Reporter-spin-assisted T1 relaxometry

TL;DR

This paper introduces a reporter-spin-assisted method for T1 relaxometry using a diamond NV center, significantly improving measurement speed and enabling new spin sensing applications without optical readout.

Contribution

It proposes and experimentally verifies a novel reporter spin approach that enhances T1 relaxometry performance and broadens the scope of spin sensor applications.

Findings

Achieved a 10^4 times increase in measurement speed.

Demonstrated the method with a single shallow NV center.

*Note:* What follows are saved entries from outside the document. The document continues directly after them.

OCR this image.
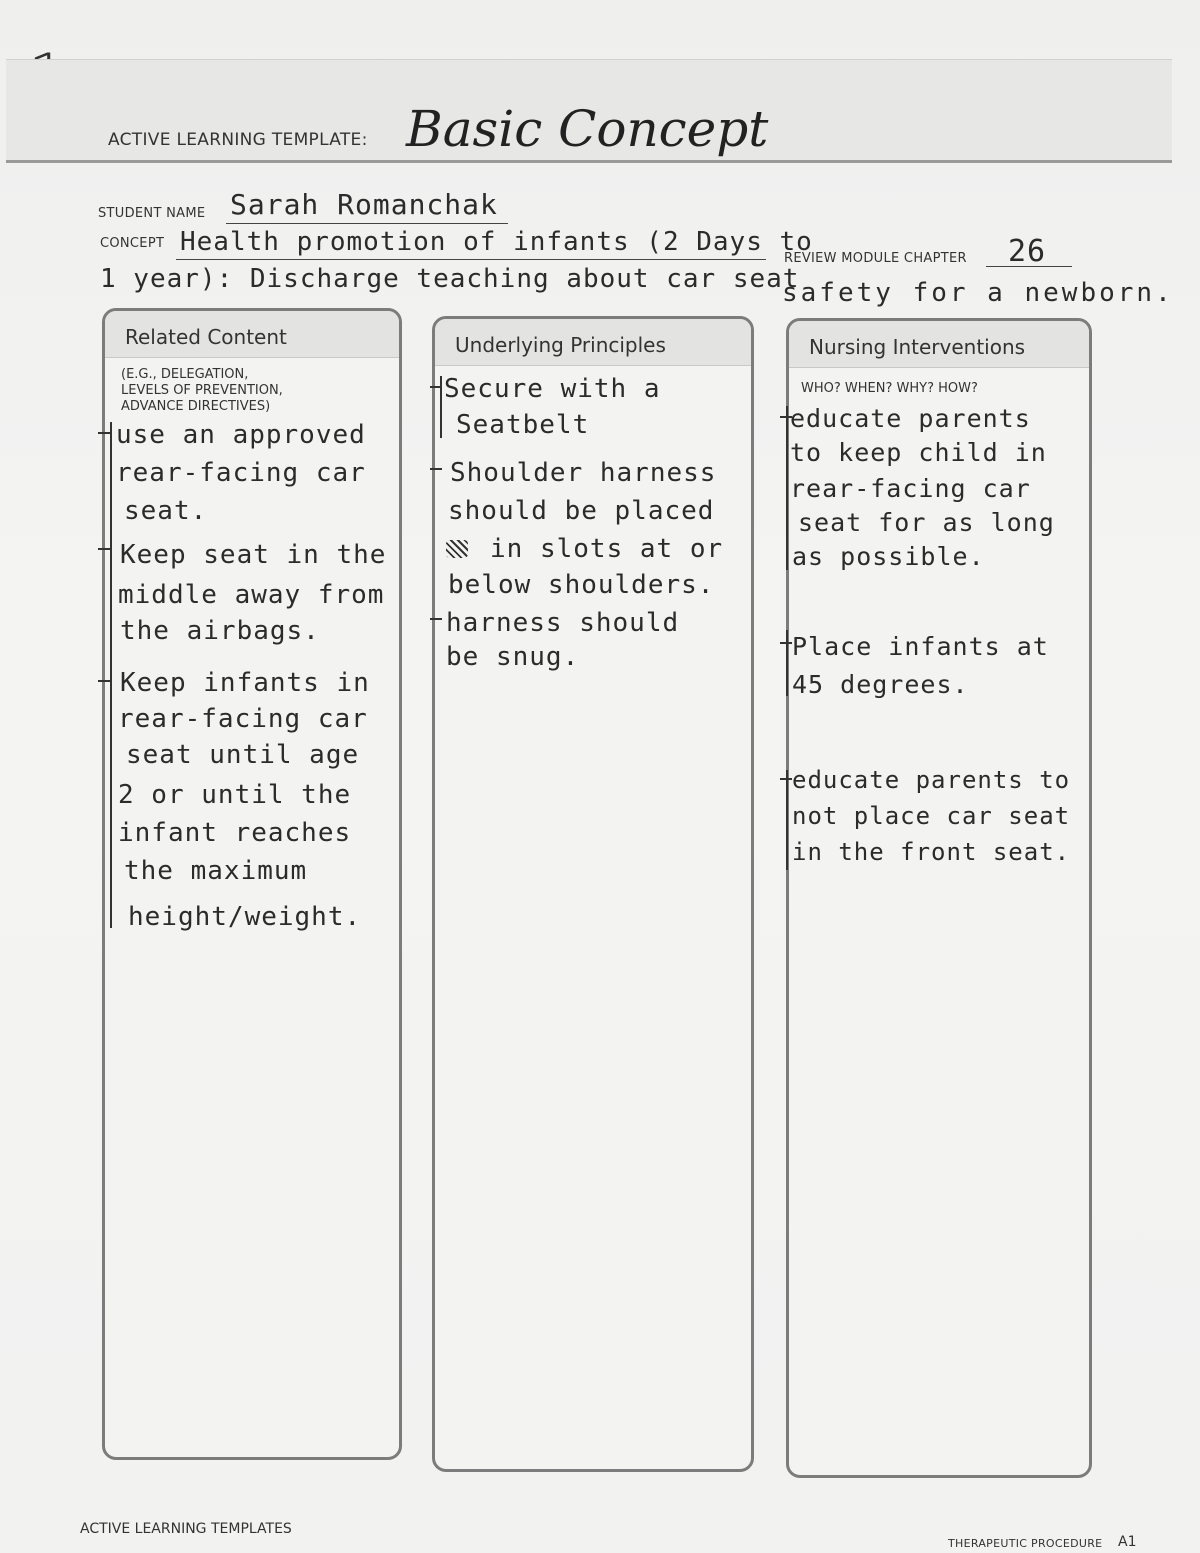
ACTIVE LEARNING TEMPLATE: Basic Concept
STUDENT NAME Sarah Romanchak
CONCEPT Health promotion of infants (2 Days to
1 year): Discharge teaching about car seat
safety for a newborn.
REVIEW MODULE CHAPTER 26
Related Content
(E.G., DELEGATION,
LEVELS OF PREVENTION,
ADVANCE DIRECTIVES)
use an approved
rear-facing car
seat.
Keep seat in the
middle away from
the airbags.
Keep infants in
rear-facing car
seat until age
2 or until the
infant reaches
the maximum
height/weight.
Underlying Principles
Secure with a
Seatbelt
Shoulder harness
should be placed
in slots at or
below shoulders.
harness should
be snug.
Nursing Interventions
WHO? WHEN? WHY? HOW?
educate parents
to keep child in
rear-facing car
seat for as long
as possible.
Place infants at
45 degrees.
educate parents to
not place car seat
in the front seat.
ACTIVE LEARNING TEMPLATES
THERAPEUTIC PROCEDURE A1
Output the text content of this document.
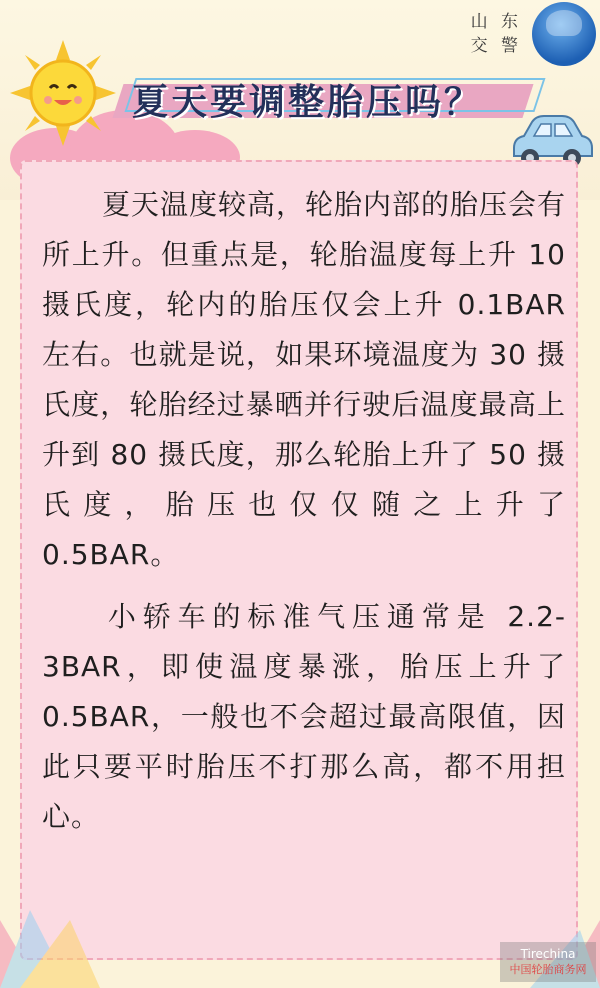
夏天要调整胎压吗？
山 东
交 警

夏天温度较高，轮胎内部的胎压会有所上升。但重点是，轮胎温度每上升 10 摄氏度，轮内的胎压仅会上升 0.1BAR 左右。也就是说，如果环境温度为 30 摄氏度，轮胎经过暴晒并行驶后温度最高上升到 80 摄氏度，那么轮胎上升了 50 摄氏度，胎压也仅仅随之上升了 0.5BAR。

小轿车的标准气压通常是 2.2-3BAR，即使温度暴涨，胎压上升了 0.5BAR，一般也不会超过最高限值，因此只要平时胎压不打那么高，都不用担心。

Tirechina
中国轮胎商务网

Enabled relaxation sensing without optical initialization/readout.

Abstract

A single spin quantum sensor can quantitatively detect and image fluctuating electromagnetic fields via their effect on the sensor spin's relaxation time, thus revealing important information about the target solid-state or molecular structures. However, the sensitivity and spatial resolution of spin relaxometry are often limited by the distance between the sensor and target. Here, we propose an alternative approach that leverages an auxiliary reporter spin in conjunction with a single spin sensor, a diamond nitrogen vacancy (NV) center. We show that this approach can realize a 10^4 measurement speed improvement for realistic working conditions and we experimentally verify the proposed method using a single shallow NV center. Our work opens up a broad path of inquiry into a range of possible spin systems that can serve as relaxation sensors without the need for optical initialization and readout capabilities.